Listen: How We Score Confidence: A Transparent Method
Narrated overview - 5 min
Every data point on BehindTheHate carries a confidence score. Here is exactly how we calculate it and why 'insufficient evidence' is a valid answer.
Every claim, chart, and timeline entry on BehindTheHate carries a confidence level. This is not decoration. It is a core feature that distinguishes evidence-backed assertions from editorial inference.
The four factors
Confidence scores are derived from four weighted factors:
- **Source diversity** (30% weight) - How many independent source families corroborate the claim? A finding backed by official statistics, survey data, and academic research scores higher than one backed only by media reports.
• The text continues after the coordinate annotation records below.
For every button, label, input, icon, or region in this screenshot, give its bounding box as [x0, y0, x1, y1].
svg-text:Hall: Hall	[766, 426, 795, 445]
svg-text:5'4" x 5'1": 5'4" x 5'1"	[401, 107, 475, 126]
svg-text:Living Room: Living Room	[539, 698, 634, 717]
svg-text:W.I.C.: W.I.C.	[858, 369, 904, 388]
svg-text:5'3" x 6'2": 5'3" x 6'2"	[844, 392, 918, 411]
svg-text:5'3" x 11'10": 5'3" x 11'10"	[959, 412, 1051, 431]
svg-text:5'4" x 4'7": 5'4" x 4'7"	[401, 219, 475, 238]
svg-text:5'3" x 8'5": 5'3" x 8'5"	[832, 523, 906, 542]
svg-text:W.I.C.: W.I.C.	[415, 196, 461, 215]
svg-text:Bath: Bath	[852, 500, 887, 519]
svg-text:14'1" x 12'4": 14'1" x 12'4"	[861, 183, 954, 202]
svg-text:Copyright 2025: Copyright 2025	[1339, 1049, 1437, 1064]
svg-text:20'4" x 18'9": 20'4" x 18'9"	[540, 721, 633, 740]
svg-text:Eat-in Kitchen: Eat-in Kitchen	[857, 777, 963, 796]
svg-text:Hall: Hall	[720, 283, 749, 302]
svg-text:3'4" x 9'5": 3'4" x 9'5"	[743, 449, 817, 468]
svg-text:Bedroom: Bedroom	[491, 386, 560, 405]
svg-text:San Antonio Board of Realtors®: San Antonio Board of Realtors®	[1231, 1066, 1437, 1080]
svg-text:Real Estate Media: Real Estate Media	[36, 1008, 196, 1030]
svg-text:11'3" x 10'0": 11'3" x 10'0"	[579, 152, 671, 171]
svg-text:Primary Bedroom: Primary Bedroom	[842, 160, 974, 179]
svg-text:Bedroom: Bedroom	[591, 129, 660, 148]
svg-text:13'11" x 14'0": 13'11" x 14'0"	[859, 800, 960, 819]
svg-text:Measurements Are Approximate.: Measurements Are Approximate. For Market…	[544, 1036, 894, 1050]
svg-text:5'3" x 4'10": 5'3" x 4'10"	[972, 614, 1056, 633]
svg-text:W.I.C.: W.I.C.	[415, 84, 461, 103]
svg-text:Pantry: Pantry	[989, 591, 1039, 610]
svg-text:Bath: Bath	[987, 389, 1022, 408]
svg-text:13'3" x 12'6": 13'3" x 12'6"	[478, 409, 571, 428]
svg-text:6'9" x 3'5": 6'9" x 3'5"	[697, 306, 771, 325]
2. **Coverage** (25% weight) - What is the geographic and temporal completeness of the underlying data? FBI hate crime data covers approximately 85% of the US population. ACLED covers 200+ countries but with varying depth.
3. **Recency** (20% weight) - When was the source last updated? A 2024 survey scores higher than a 2018 survey on the same topic.
4. **Methodological rigor** (25% weight) - Was the data collected via peer-reviewed methodology? Is the sample size adequate? Are known biases documented?
Scoring thresholds
- **High**: 3+ independent source families, 80%+ coverage, updated within 2 years, peer-reviewed methodology
- **Medium**: 2+ source families, 50%+ coverage, updated within 5 years, documented methodology
- **Low**: 1 source family, limited coverage, older than 5 years, or methodology concerns
- **Insufficient**: Cannot be scored due to lack of data
Why "insufficient" matters
Many datasets about inter-group hostility have enormous gaps. Sub-Saharan Africa, Central Asia, and many Pacific Island nations have minimal hate crime reporting infrastructure. Rather than forcing a score from thin data, we mark these as "insufficient evidence" and show the coverage gap explicitly.
This is uncomfortable for users who want a complete global picture. But showing confident numbers where none exist would be worse.